Ernie Barnes
Le peintre Ernie Barnes (1938 – 2009) a illustré plusieurs albums emblématiques des années 1970. Ainsi, son Sugar Shack a marqué les esprits, en devenant l’illustration de pochette de l’album I Want You de Marvin Gaye, en 1976. Ce thème nous permet d’aborder une relation assez rare et singulière entre le monde des arts et le sport.
Un sportif visuel
Ernie Barnes était autant athlète qu’artiste visuel. Talent pluriel, il a joué de surcroît à haut niveau en intégrant de prestigieuses équipes de football américain (Baltimore, New York, San Diego, Denver… avant de mettre le cap sur le Canada pour achever sa carrière sportive).

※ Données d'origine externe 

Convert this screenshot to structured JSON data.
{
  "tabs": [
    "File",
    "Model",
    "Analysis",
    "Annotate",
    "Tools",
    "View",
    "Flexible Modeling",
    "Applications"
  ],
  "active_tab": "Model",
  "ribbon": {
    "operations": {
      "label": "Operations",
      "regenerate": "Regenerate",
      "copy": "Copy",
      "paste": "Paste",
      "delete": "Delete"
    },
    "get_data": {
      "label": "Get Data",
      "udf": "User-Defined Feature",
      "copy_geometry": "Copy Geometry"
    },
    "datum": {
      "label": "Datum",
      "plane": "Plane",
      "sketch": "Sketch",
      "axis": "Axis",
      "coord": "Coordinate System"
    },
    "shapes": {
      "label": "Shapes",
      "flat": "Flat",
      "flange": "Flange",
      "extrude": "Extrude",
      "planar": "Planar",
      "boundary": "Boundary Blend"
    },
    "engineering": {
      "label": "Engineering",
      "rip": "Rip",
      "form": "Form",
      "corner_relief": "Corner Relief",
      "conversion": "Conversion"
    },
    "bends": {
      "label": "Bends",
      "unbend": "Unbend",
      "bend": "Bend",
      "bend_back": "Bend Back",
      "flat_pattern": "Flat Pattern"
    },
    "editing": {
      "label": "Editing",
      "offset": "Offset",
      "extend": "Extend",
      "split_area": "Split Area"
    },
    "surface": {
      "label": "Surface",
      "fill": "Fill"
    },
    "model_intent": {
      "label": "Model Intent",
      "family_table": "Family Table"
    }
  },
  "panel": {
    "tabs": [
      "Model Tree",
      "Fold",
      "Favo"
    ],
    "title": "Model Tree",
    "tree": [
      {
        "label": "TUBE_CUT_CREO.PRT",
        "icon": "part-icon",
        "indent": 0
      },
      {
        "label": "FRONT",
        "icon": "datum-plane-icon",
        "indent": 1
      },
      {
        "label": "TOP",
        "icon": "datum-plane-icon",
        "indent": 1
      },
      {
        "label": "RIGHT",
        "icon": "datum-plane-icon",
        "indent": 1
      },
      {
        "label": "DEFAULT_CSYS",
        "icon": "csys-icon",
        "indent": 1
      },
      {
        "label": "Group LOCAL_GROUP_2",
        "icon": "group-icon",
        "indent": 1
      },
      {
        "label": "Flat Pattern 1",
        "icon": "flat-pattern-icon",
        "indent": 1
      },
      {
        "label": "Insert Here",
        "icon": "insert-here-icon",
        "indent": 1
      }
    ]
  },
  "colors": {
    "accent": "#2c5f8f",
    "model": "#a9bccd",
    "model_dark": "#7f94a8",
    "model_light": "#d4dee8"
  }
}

Déségrégation et engagement artistique
Les prémices de son acculturation aux arts ne laissaient que peut de chances d’espérer son succès dans le domaine. En effet, à 18 ans, l’occasion lui est donnée de visiter, avec sa classe de lycée, le North Carolina Museum of Art de Raleigh. Ce dernier est alors en pleine “déségrégation”. Surpris, Barnes demanda où se trouvaient “les peintures d’artistes nègres”. Le doyen eut pour réponse, laconique : “Ce n’est pas de cette façon que s’exprime votre peuple”.
Or, ironiquement, “The Sugar Shack”, possédé par un couple de collectionneurs privés, Jeannine et Jim Epstein, a été prêté à ce même musée.
Il est pourtant engagé comme artiste officiel par les ligues sportives (la NFL, notamment). Son mentor Ed Wilson lui enseigna alors que l’artiste devait mettre sa vie dans son œuvre, à travers ses expériences, ses réalisations, ses coutumes.
Une œuvre symbolique : The Sugar Shack
Attardons-nous sur The Sugar Shack, que l’on peut traduire en français par l’expression “cabane à sucre”. L’œuvre picturale met en scène un bal noir qui a lieu dans une construction de bois. Cette toile a été créée par Barnes en 1971. En premier lieu, elle servit à illustrer la série TV Good Times avant de se retrouver en illustration du 33 tours de Marvin Gaye.
Cette peinture évoque les dancings africains-américains typiques du chitlin’ circuit (les bars malfamés réservés aux noirs, où les tripes de porcs frites étaient servies en quantité). Elle faisait références aux dancings où régnaient sensualité et moiteur. De plus, étant, interdits à Barnes, il n’en sont que davantage fascinants. Typique du Black Arts Movement, la composition de la toile fait volontairement appel à des couleurs vives. Par ailleurs, un certain maniérisme dans la représentation de la sensualité des corps vire presque à l’anamorphose corporelle (membres longs et élastiques, mouvements exagérés…).
Un étendard pour Motown
Finalement, pour honorer la commande de Marvin Gaye, Ernie Barnes ajouta des textes sur les banderoles faisant explicitement référence au musicien. Cela dit, l’œuvre originale incluait déjà une allusion à la station radio WMPG, située dans sa Caroline du Nord natale.
En 1985, pour célébrer l’anniversaire des 25 ans de la compagnie Motown, la peinture est mise en scène à travers une fascinante chorégraphie.
Enfin, les autres œuvres d’Ernie Barnes apparaissant en pochette de disques incluent, entre autres :
- Donald Byrd and 125th Street, NYC sur l’album éponyme (1979).
- Late Night DJ sur l’album de Curtis Mayfield Something to Believe In (1980).
- The Maestro sur l’album de The Crusaders Ghetto Blaster (1984).
- Head Over Heels de The Crusaders sur l’album The Good and Bad Times (1986).